Build Status Total Downloads Latest Stable Version PHP7 ready

EmailReplyParser is a PHP library for parsing plain text email content, based on GitHub's email_reply_parser library written in Ruby.

Installation

The recommended way to install EmailReplyParser is through Composer:

composer require willdurand/email-reply-parser

Usage

Instantiate an EmailParser object and parse your email:

<?php

use EmailReplyParser\Parser\EmailParser;

$email = (new EmailParser())->parse($emailContent);

You get an Email object that contains a set of Fragment objects. The Email class exposes two methods:

  • getFragments(): returns all fragments;
  • getVisibleText(): returns a string which represents the content considered as "visible".

The Fragment represents a part of the full email content, and has the following API:

<?php

$fragment = current($email->getFragments());

$fragment->getContent();

$fragment->isSignature();

$fragment->isQuoted();

$fragment->isHidden();

$fragment->isEmpty();

Alternatively, you can rely on the EmailReplyParser to either parse an email or get its visible content in a single line of code:

$email = \EmailReplyParser\EmailReplyParser::read($emailContent);

$visibleText = \EmailReplyParser\EmailReplyParser::parseReply($emailContent);

Known Issues

Quoted Headers

Quoted headers aren't picked up if there's an extra line break:

On <date>, <author> wrote:

> blah

Also, they're not picked up if the email client breaks it up into multiple lines. GMail breaks up any lines over 80 characters for you.

On <date>, <author>
wrote:
> blah

The above On ....wrote: can be cleaned up with the following regex:

$fragment_without_date_author = preg_replace(
    '/\nOn(.*?)wrote:(.*?)$/si',
    '',
    $fragment->getContent()
);

Note though that we're search for "on" and "wrote". Therefore, it won't work with other languages.

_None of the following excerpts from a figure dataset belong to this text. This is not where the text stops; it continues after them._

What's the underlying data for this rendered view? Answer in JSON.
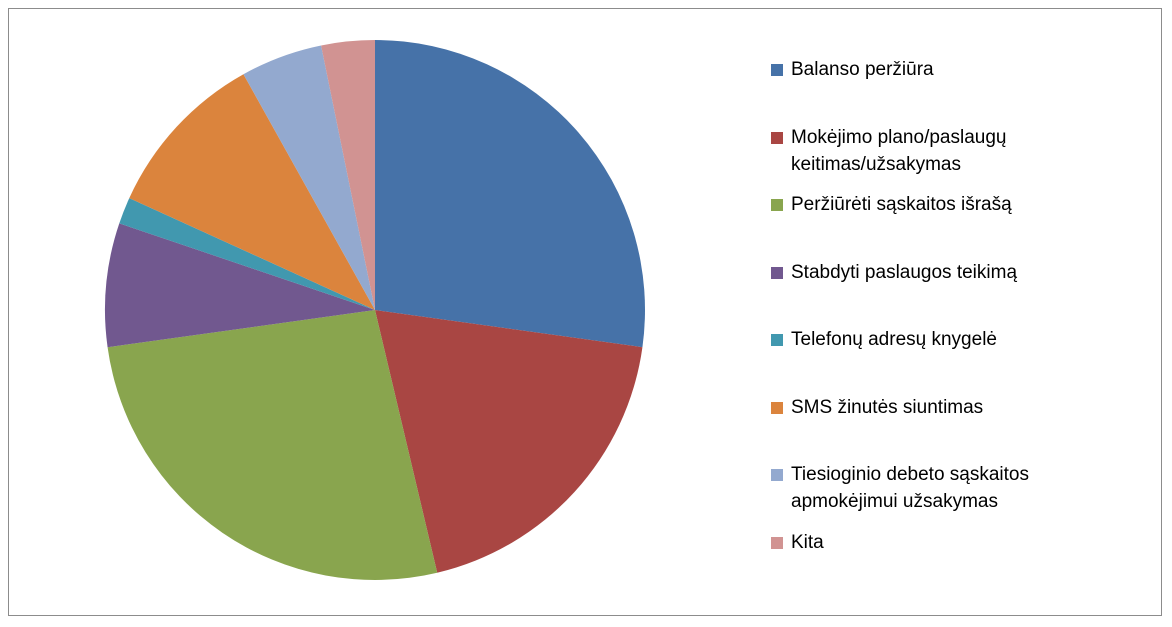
{
  "chart_data": {
    "type": "pie",
    "categories": [
      "Balanso peržiūra",
      "Mokėjimo plano/paslaugų keitimas/užsakymas",
      "Peržiūrėti sąskaitos išrašą",
      "Stabdyti paslaugos teikimą",
      "Telefonų adresų knygelė",
      "SMS žinutės siuntimas",
      "Tiesioginio debeto sąskaitos apmokėjimui užsakymas",
      "Kita"
    ],
    "values": [
      27.2,
      19.1,
      26.5,
      7.4,
      1.6,
      10.1,
      4.9,
      3.2
    ],
    "colors": [
      "#4672a8",
      "#a94643",
      "#89a54e",
      "#71588f",
      "#4198af",
      "#db843d",
      "#93a9cf",
      "#d19392"
    ],
    "legend": "right"
  }
}
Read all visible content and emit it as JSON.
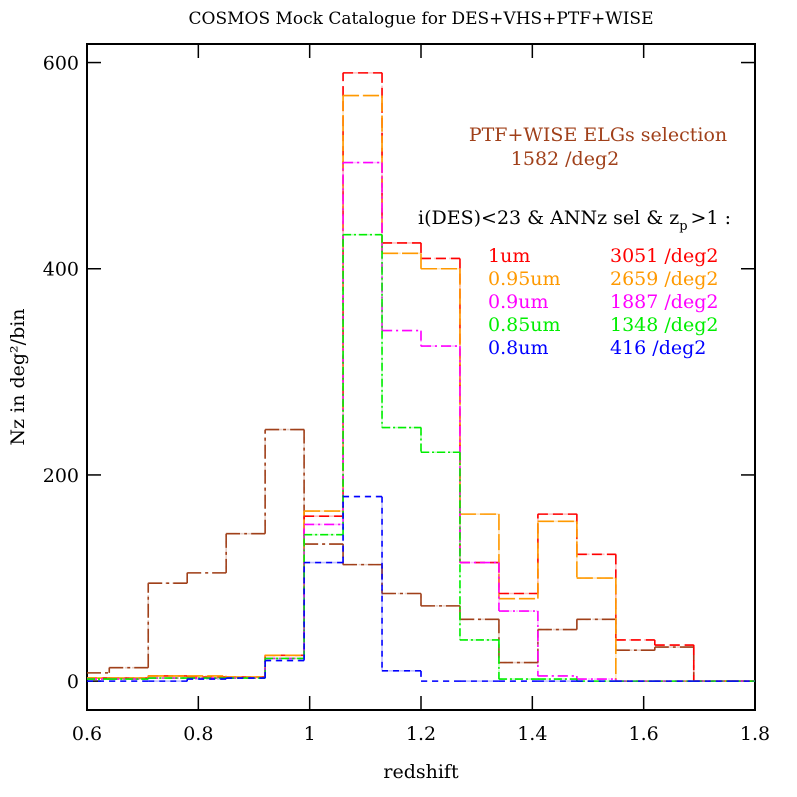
{
  "chart_data": {
    "type": "step-histogram",
    "title": "COSMOS Mock Catalogue for DES+VHS+PTF+WISE",
    "xlabel": "redshift",
    "ylabel": "Nz in deg²/bin",
    "xlim": [
      0.6,
      1.8
    ],
    "xticks": [
      0.6,
      0.8,
      1,
      1.2,
      1.4,
      1.6,
      1.8
    ],
    "ylim": [
      -28,
      618
    ],
    "yticks": [
      0,
      200,
      400,
      600
    ],
    "bins": [
      0.6,
      0.64,
      0.71,
      0.78,
      0.85,
      0.92,
      0.99,
      1.06,
      1.13,
      1.2,
      1.27,
      1.34,
      1.41,
      1.48,
      1.55,
      1.62,
      1.69,
      1.76,
      1.8
    ],
    "annotations": {
      "selection": [
        "PTF+WISE ELGs selection",
        "1582 /deg2"
      ],
      "header": {
        "text": "i(DES)<23 & ANNz sel & z",
        "sub": "p",
        "tail": ">1 :"
      }
    },
    "series": [
      {
        "name": "PTF+WISE ELGs selection",
        "color": "#a0401a",
        "dash": "14 4 3 4",
        "values": [
          8,
          13,
          95,
          105,
          143,
          244,
          133,
          113,
          85,
          73,
          60,
          18,
          50,
          60,
          30,
          33,
          0,
          0
        ]
      },
      {
        "name": "1um",
        "density": "3051 /deg2",
        "color": "#ff0000",
        "dash": "10 5",
        "values": [
          3,
          3,
          5,
          4,
          4,
          25,
          160,
          590,
          425,
          410,
          115,
          85,
          162,
          123,
          40,
          35,
          0,
          0
        ]
      },
      {
        "name": "0.95um",
        "density": "2659 /deg2",
        "color": "#ff9900",
        "dash": "16 4",
        "values": [
          3,
          3,
          5,
          5,
          4,
          25,
          165,
          568,
          415,
          400,
          162,
          80,
          155,
          100,
          0,
          0,
          0,
          0
        ]
      },
      {
        "name": "0.9um",
        "density": "1887 /deg2",
        "color": "#ff00ff",
        "dash": "10 4 2 4",
        "values": [
          2,
          2,
          3,
          3,
          3,
          22,
          152,
          503,
          340,
          325,
          115,
          68,
          5,
          2,
          0,
          0,
          0,
          0
        ]
      },
      {
        "name": "0.85um",
        "density": "1348 /deg2",
        "color": "#00ee00",
        "dash": "8 3 2 3",
        "values": [
          2,
          2,
          3,
          3,
          3,
          22,
          142,
          433,
          246,
          222,
          40,
          2,
          2,
          0,
          0,
          0,
          0,
          0
        ]
      },
      {
        "name": "0.8um",
        "density": "416 /deg2",
        "color": "#0000ff",
        "dash": "6 5",
        "values": [
          0,
          0,
          0,
          2,
          3,
          20,
          115,
          179,
          10,
          0,
          0,
          0,
          0,
          0,
          0,
          0,
          0,
          0
        ]
      }
    ]
  }
}
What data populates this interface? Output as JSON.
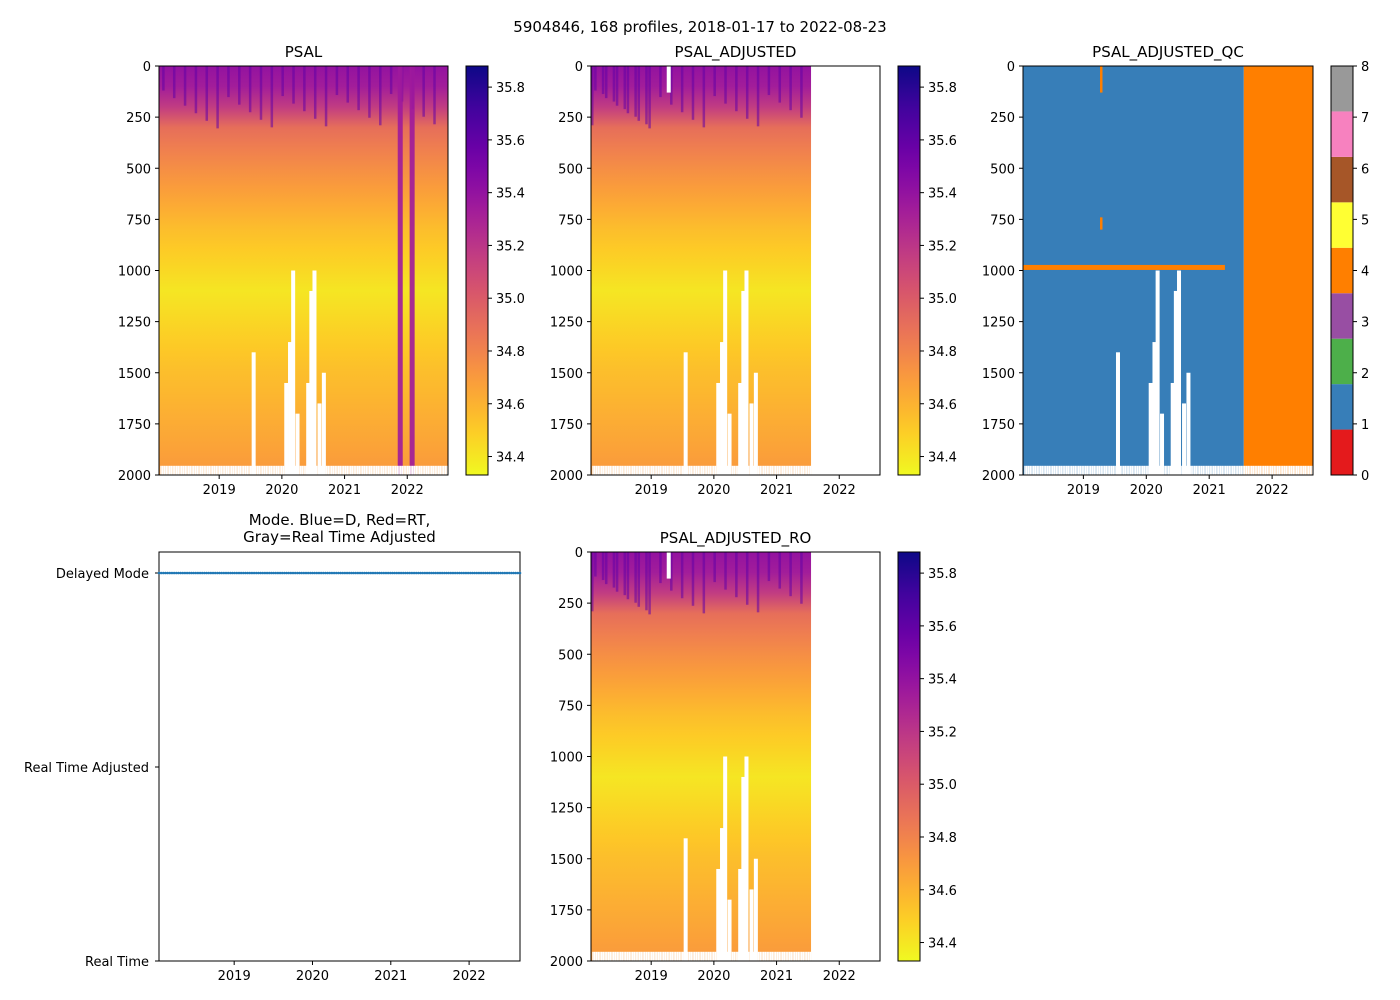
{
  "suptitle": "5904846, 168 profiles, 2018-01-17 to 2022-08-23",
  "colors": {
    "plasma": [
      "#f0f921",
      "#fdca26",
      "#fb9f3a",
      "#ed7953",
      "#d8576b",
      "#bd3786",
      "#9c179e",
      "#7201a8",
      "#46039f",
      "#0d0887"
    ],
    "qc_palette": [
      "#e41a1c",
      "#377eb8",
      "#4daf4a",
      "#984ea3",
      "#ff7f00",
      "#ffff33",
      "#a65628",
      "#f781bf",
      "#999999"
    ],
    "mode_delayed": "#1f77b4",
    "axis": "#000000"
  },
  "chart_data": [
    {
      "id": "psal",
      "type": "heatmap",
      "title": "PSAL",
      "xlabel": "",
      "ylabel": "",
      "xlim": [
        2018.04,
        2022.65
      ],
      "ylim": [
        2000,
        0
      ],
      "yticks": [
        0,
        250,
        500,
        750,
        1000,
        1250,
        1500,
        1750,
        2000
      ],
      "xticks": [
        2019,
        2020,
        2021,
        2022
      ],
      "data_end": 2022.65,
      "colormap": "plasma_r",
      "clim": [
        34.33,
        35.88
      ],
      "colorbar_ticks": [
        "34.4",
        "34.6",
        "34.8",
        "35.0",
        "35.2",
        "35.4",
        "35.6",
        "35.8"
      ],
      "colorbar_values": [
        34.4,
        34.6,
        34.8,
        35.0,
        35.2,
        35.4,
        35.6,
        35.8
      ],
      "profile_salinity": {
        "depth": [
          0,
          150,
          300,
          500,
          800,
          1100,
          1500,
          2000
        ],
        "psal": [
          35.4,
          35.3,
          34.9,
          34.75,
          34.55,
          34.4,
          34.55,
          34.7
        ]
      },
      "high_salinity_strips": [
        {
          "year": 2021.88,
          "psal": 35.35
        },
        {
          "year": 2022.07,
          "psal": 35.35
        }
      ],
      "data_gaps": [
        {
          "year": 2019.55,
          "from_depth": 1400
        },
        {
          "year": 2020.07,
          "from_depth": 1550
        },
        {
          "year": 2020.13,
          "from_depth": 1350
        },
        {
          "year": 2020.18,
          "from_depth": 1000
        },
        {
          "year": 2020.25,
          "from_depth": 1700
        },
        {
          "year": 2020.42,
          "from_depth": 1550
        },
        {
          "year": 2020.47,
          "from_depth": 1100
        },
        {
          "year": 2020.52,
          "from_depth": 1000
        },
        {
          "year": 2020.6,
          "from_depth": 1650
        },
        {
          "year": 2020.67,
          "from_depth": 1500
        }
      ]
    },
    {
      "id": "psal_adjusted",
      "type": "heatmap",
      "title": "PSAL_ADJUSTED",
      "xlabel": "",
      "ylabel": "",
      "xlim": [
        2018.04,
        2022.65
      ],
      "ylim": [
        2000,
        0
      ],
      "yticks": [
        0,
        250,
        500,
        750,
        1000,
        1250,
        1500,
        1750,
        2000
      ],
      "xticks": [
        2019,
        2020,
        2021,
        2022
      ],
      "data_end": 2021.55,
      "colormap": "plasma_r",
      "clim": [
        34.33,
        35.88
      ],
      "colorbar_ticks": [
        "34.4",
        "34.6",
        "34.8",
        "35.0",
        "35.2",
        "35.4",
        "35.6",
        "35.8"
      ],
      "colorbar_values": [
        34.4,
        34.6,
        34.8,
        35.0,
        35.2,
        35.4,
        35.6,
        35.8
      ],
      "profile_salinity": {
        "depth": [
          0,
          150,
          300,
          500,
          800,
          1100,
          1500,
          2000
        ],
        "psal": [
          35.4,
          35.3,
          34.9,
          34.75,
          34.55,
          34.4,
          34.55,
          34.7
        ]
      },
      "data_gaps": [
        {
          "year": 2019.28,
          "from_depth": 0,
          "to_depth": 130
        },
        {
          "year": 2019.55,
          "from_depth": 1400
        },
        {
          "year": 2020.07,
          "from_depth": 1550
        },
        {
          "year": 2020.13,
          "from_depth": 1350
        },
        {
          "year": 2020.18,
          "from_depth": 1000
        },
        {
          "year": 2020.25,
          "from_depth": 1700
        },
        {
          "year": 2020.42,
          "from_depth": 1550
        },
        {
          "year": 2020.47,
          "from_depth": 1100
        },
        {
          "year": 2020.52,
          "from_depth": 1000
        },
        {
          "year": 2020.6,
          "from_depth": 1650
        },
        {
          "year": 2020.67,
          "from_depth": 1500
        }
      ]
    },
    {
      "id": "psal_adjusted_qc",
      "type": "heatmap",
      "title": "PSAL_ADJUSTED_QC",
      "xlabel": "",
      "ylabel": "",
      "xlim": [
        2018.04,
        2022.65
      ],
      "ylim": [
        2000,
        0
      ],
      "yticks": [
        0,
        250,
        500,
        750,
        1000,
        1250,
        1500,
        1750,
        2000
      ],
      "xticks": [
        2019,
        2020,
        2021,
        2022
      ],
      "qc_values": {
        "adjusted_period_flag": 1,
        "after_adjustment_flag": 4,
        "adjusted_until": 2021.55
      },
      "flag4_line": {
        "depth": 985,
        "from": 2018.04,
        "to": 2021.25
      },
      "flag4_spikes": [
        {
          "year": 2019.28,
          "from_depth": 0,
          "to_depth": 130
        },
        {
          "year": 2019.28,
          "from_depth": 740,
          "to_depth": 800
        }
      ],
      "colorbar_ticks": [
        "0",
        "1",
        "2",
        "3",
        "4",
        "5",
        "6",
        "7",
        "8"
      ],
      "colorbar_values": [
        0,
        1,
        2,
        3,
        4,
        5,
        6,
        7,
        8
      ]
    },
    {
      "id": "mode",
      "type": "scatter",
      "title_lines": [
        "Mode. Blue=D, Red=RT,",
        "Gray=Real Time Adjusted"
      ],
      "xlabel": "",
      "ylabel": "",
      "xlim": [
        2018.04,
        2022.65
      ],
      "xticks": [
        2019,
        2020,
        2021,
        2022
      ],
      "ytick_labels": [
        "Delayed Mode",
        "Real Time Adjusted",
        "Real Time"
      ],
      "ytick_values": [
        2,
        1,
        0
      ],
      "series": [
        {
          "name": "D",
          "mode_value": 2,
          "count": 168,
          "x_start": 2018.04,
          "x_end": 2022.65
        }
      ]
    },
    {
      "id": "psal_adjusted_ro",
      "type": "heatmap",
      "title": "PSAL_ADJUSTED_RO",
      "xlabel": "",
      "ylabel": "",
      "xlim": [
        2018.04,
        2022.65
      ],
      "ylim": [
        2000,
        0
      ],
      "yticks": [
        0,
        250,
        500,
        750,
        1000,
        1250,
        1500,
        1750,
        2000
      ],
      "xticks": [
        2019,
        2020,
        2021,
        2022
      ],
      "data_end": 2021.55,
      "colormap": "plasma_r",
      "clim": [
        34.33,
        35.88
      ],
      "colorbar_ticks": [
        "34.4",
        "34.6",
        "34.8",
        "35.0",
        "35.2",
        "35.4",
        "35.6",
        "35.8"
      ],
      "colorbar_values": [
        34.4,
        34.6,
        34.8,
        35.0,
        35.2,
        35.4,
        35.6,
        35.8
      ],
      "profile_salinity": {
        "depth": [
          0,
          150,
          300,
          500,
          800,
          1100,
          1500,
          2000
        ],
        "psal": [
          35.4,
          35.3,
          34.9,
          34.75,
          34.55,
          34.4,
          34.55,
          34.7
        ]
      },
      "data_gaps": [
        {
          "year": 2019.28,
          "from_depth": 0,
          "to_depth": 130
        },
        {
          "year": 2019.55,
          "from_depth": 1400
        },
        {
          "year": 2020.07,
          "from_depth": 1550
        },
        {
          "year": 2020.13,
          "from_depth": 1350
        },
        {
          "year": 2020.18,
          "from_depth": 1000
        },
        {
          "year": 2020.25,
          "from_depth": 1700
        },
        {
          "year": 2020.42,
          "from_depth": 1550
        },
        {
          "year": 2020.47,
          "from_depth": 1100
        },
        {
          "year": 2020.52,
          "from_depth": 1000
        },
        {
          "year": 2020.6,
          "from_depth": 1650
        },
        {
          "year": 2020.67,
          "from_depth": 1500
        }
      ]
    }
  ]
}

Possible solution: Remove "reply@reply.github.com" lines...

Weird Signatures

Lines starting with - or _ sometimes mark the beginning of signatures:

Hello

--
Rick

Not everyone follows this convention:

Hello

Mr Rick Olson
Galactic President Superstar Mc Awesomeville
GitHub

**********************DISCLAIMER***********************************
* Note: blah blah blah                                            *
**********************DISCLAIMER***********************************

Strange Quoting

Apparently, prefixing lines with > isn't universal either:

Hello

--
Rick

________________________________________
From: Bob [reply@reply.github.com]
Sent: Monday, March 14, 2011 6:16 PM
To: Rick

Unit Tests

Setup the test suite using Composer:

$ composer install

Run it using PHPUnit:

$ phpunit

Contributing

See CONTRIBUTING file.

Credits

License

EmailReplyParser is released under the MIT License. See the bundled LICENSE file for details.